経済大国化で中国が資本社会のルールに触れる機会が増えてきたためだ」と劉は話す。
論考では、国際ルールを守らない国という中国イメージは「満州事変(1931年)の時期の中国イメージと重なる」とも記した。
当時、日本は日露戦争後にロシアから南満州鉄道などの権益を譲渡されていたが、「主権を取り戻そうとする中国の主張と、条約や法を盾に権益を守ろうとする日本の主張が衝突」する火種になっていた。
日本のメディアなどが中国を批判する際に用いた論理が”中国は条約や国際義務を順守しない国だ”だった。
「帝国主義の時代、日本側は、条約を用いて権益を拡大する行為は問題ないとした。だが独立国家を望む中国人から見れば、圧力を背景に結ばれた取り決めは正義や道徳に欠けるものだった」
イメージは「回帰」をするばかりではない。
80年前には中国人が日本に対して持っていた「覇権国家」のイメージを、今では日本人が中国に対して抱いている、そんな反転現象もある、と劉は語る。

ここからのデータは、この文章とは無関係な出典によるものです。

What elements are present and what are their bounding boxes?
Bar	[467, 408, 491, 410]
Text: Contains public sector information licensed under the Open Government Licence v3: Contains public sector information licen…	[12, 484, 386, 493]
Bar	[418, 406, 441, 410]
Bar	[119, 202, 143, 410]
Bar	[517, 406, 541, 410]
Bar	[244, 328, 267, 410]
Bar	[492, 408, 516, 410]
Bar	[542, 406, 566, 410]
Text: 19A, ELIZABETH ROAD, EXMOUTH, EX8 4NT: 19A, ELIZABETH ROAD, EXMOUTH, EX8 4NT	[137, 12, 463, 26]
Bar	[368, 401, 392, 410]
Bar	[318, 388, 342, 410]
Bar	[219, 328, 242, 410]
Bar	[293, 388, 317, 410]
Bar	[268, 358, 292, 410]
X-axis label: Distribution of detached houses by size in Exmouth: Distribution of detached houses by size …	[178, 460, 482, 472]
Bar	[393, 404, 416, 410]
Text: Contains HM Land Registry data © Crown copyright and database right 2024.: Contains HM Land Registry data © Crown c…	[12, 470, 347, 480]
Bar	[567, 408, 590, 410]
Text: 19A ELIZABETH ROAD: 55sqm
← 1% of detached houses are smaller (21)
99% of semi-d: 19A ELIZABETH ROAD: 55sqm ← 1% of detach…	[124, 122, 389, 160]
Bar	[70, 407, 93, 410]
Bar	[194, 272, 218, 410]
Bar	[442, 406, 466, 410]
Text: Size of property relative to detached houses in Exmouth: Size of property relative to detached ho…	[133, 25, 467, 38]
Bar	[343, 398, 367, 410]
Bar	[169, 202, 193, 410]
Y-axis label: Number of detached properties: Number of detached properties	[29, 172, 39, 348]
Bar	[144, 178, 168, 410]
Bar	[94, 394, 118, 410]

相手を「ルールを守らない国」と見なすことに、どんな「副作用」があるのか。
劉はこう話す。
「間違っているのは相手で自分は正しいとの考えが強まると、寛容さの働く余地が減る。優越感や相手への侮蔑意識も入り込みやすくなる。30年代の歴史が教えるのは、そうした構図のもとでは衝突が起こりやすいということです」
日中の経済力が逆転した時代の平和に30年代の歴史を生かそうとする言論も、論壇で見え始めた。
前防衛大学校長の五百旗頭真(日本政治外交史)は、中国国民に向けた寄稿「中国よ、戦前日本の道を歩む勿れ」の中で一つの「お願い」を書いた(国分良成編『中国は、いま』(2011年)所収)。
軍事力増強とナショナリズムで世界に不安を与え、孤立し、その状態から生じる危機感に押されてますます軍事力とナショナリズムに向かう・・・そんな悪循環に中国は陥らないでほしい。それは「一九三〇年代の日本のシナリオ」だったのだから、と。
現代中国政治が専門の高原明生東京大教授も今月、「(戦争に突き進んだ日本の)歴史を鑑とし、その経験を共有しようと中国の人々に呼びかけることができるのもまた、日本社会に生きる市民のなしうることであろう」と記した(「世界」12月号)。
先の世論調査で、東アジアの海洋で中国と日本の軍事紛争がいずれ「起きる」と思う人は日本では27・2%、中国では50・2%だった。